Calling the scenes in Glasgow disgraceful, Nicola Sturgeon said: “To say I’m utterly disgusted by the Rangers fans who rampaged through the city would be an understatement. I’m also angry on behalf of every law abiding citizen. In normal times, the violence and vandalism, and the vile anti-Catholic prejudice that was on display would have been utterly unacceptable. But mid-pandemic, in a city with cases on the rise, it was also selfish beyond belief”.
The First Minister called on Rangers football club to address this second instance of anti-social behaviour by fans, who also rioted in George Square in March when Rangers could no longer be beaten to the League title. She continued, “However, ultimate responsibility lies with those who behaved in such a thuggish, sectarian and selfish manner. And that’s why we must let the police do their job”. Some 28 arrests were made at the scene, but Police Scotland have stated that further action is inevitable and more arrests are likely to be made today.
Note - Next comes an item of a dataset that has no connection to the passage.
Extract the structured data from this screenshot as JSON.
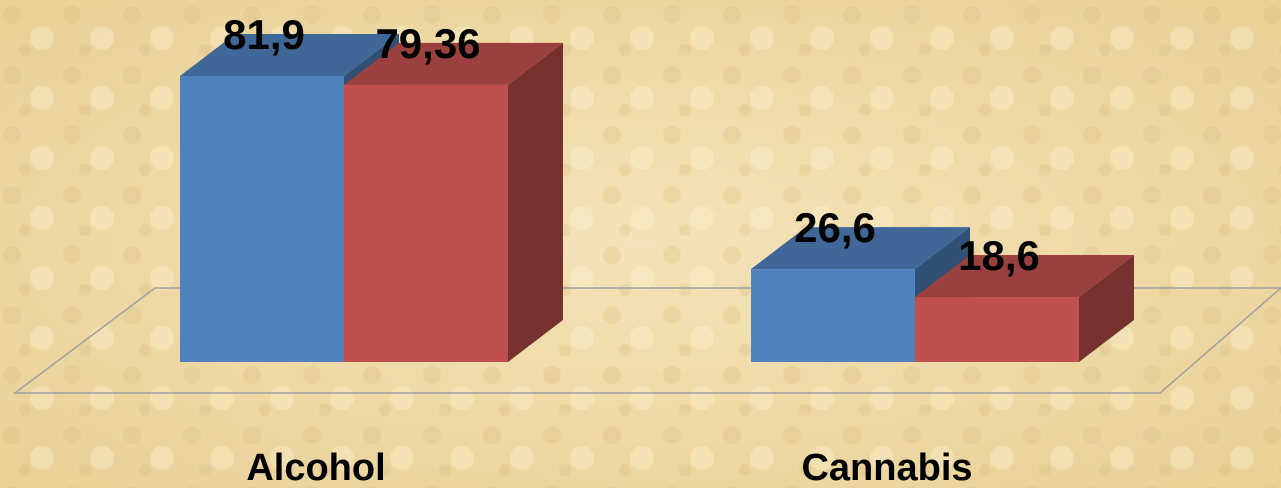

Justice Secretary Humza Yousaf had earlier in the week pleaded with Rangers fans not to celebrate after Saturday’s home match against Aberdeen, a message that had been reinforced by Rangers manager Steven Gerrard and players. Mr Yousaf said that it was “absolutely disgraceful” that police officers had been “subjected to the kind of thuggery we saw last night” and promised that “incidents of violence, disorder, anti-Catholic and any other hatred will be followed up”. Former Scotland midfielder Michael Stewart, who trained with Rangers as a youngster, said on Twitter, “A few weeks ago the authorities in Scotland came together to put pressure on multinational companies and say ‘enough is enough’ to online racism and general abuse. We now need to see those same authorities showing leadership and challenging the anti-Catholic racism in Scotland.”